Monday, March 1, 2010

The Power of Props

We're just home from Sugar On Snow.  I've been trying to see pictures of the event and am  frustrated.  Either the photographers needed to do better angles on the interpreters or the lack of props is a serious problem.At any rate I wish that we could provide back drops, props, and hitching posts for our interpreters. On the other hand, why do they not create and provide for themselves along these lines?  How hard would it be to build a cardboard back drop of the corner of a colonial house or cabin for the spinner of wool to set up her wheel? What an impression it would make to have the whole perspective!  Imagine walking up to the black smith shop walls hung full of the tools of his trade, to have a horse (even a cardboard horse) waiting for a shoe repair. 

This picture of the miller is good.  He has a bit of a setting and the real thing that grinds corn.  We made some of his corn meal into corn bread for supper.  Delicious.

By the way, how well do we interpret the Gospel of Jesus Christ?  When someone walks up to my door, do they see the real interpretation?  Do they go away saying, "I wish I could have spent more time there." ?



We've been gone for a few days doing a living history event in Beaver Bay, MN.  Getting home was wonderful.  Being home today reminds me of all our blessings.  I have the laundry going and the luggage sitting here is getting limp while we work at putting things away. We have all day to regroup, drink coffee, sort, and enjoy the quiet.

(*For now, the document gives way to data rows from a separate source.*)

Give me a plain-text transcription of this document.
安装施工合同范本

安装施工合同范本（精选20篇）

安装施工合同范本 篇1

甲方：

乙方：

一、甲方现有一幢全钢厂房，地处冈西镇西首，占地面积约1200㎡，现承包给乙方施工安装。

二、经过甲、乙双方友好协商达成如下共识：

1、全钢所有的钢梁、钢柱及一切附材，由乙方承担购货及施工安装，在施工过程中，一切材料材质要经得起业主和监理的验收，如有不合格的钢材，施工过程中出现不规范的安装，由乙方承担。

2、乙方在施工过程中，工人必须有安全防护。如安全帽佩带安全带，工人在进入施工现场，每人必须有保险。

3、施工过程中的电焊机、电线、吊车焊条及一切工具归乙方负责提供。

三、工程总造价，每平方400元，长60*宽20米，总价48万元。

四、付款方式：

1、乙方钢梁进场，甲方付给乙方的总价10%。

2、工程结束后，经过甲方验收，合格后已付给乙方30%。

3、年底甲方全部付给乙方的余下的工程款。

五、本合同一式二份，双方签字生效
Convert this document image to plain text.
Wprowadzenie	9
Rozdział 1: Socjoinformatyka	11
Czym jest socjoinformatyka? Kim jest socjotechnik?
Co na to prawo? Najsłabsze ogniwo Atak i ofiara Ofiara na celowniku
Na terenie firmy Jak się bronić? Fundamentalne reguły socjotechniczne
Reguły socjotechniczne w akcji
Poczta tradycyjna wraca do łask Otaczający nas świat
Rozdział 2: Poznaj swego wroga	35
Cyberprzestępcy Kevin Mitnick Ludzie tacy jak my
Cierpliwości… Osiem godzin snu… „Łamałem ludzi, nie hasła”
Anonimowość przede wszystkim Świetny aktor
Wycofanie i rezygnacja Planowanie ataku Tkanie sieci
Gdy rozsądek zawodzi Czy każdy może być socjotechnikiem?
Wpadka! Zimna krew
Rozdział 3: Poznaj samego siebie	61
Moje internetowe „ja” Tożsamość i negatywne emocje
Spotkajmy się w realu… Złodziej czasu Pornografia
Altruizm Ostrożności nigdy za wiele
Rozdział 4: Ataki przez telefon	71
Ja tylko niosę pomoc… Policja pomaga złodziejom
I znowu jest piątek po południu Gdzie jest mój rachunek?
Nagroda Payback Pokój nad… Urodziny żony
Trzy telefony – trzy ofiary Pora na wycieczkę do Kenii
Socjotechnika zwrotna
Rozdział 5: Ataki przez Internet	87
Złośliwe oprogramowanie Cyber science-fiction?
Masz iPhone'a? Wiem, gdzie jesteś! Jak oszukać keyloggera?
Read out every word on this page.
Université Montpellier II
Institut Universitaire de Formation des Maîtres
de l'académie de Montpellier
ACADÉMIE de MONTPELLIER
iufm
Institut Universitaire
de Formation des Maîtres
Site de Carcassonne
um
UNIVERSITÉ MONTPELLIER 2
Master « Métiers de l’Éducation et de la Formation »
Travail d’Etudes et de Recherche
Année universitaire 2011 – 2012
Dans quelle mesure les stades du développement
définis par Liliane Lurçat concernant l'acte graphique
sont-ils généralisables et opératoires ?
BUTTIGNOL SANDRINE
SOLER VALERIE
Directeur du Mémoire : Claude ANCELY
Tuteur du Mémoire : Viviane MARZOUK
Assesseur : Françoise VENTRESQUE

Home is where if the dishes don't get all done till later, nobody cares. I can take all day to put things away and dig out the Cricut and do scrapbooking between wash loads and spelling tests. 

Doing a living history event where a thousand people come through to see, keeps the cooks for volunteers very busy. The hub-bub is incredible.  So today the quiet and peace of our home seems extra special.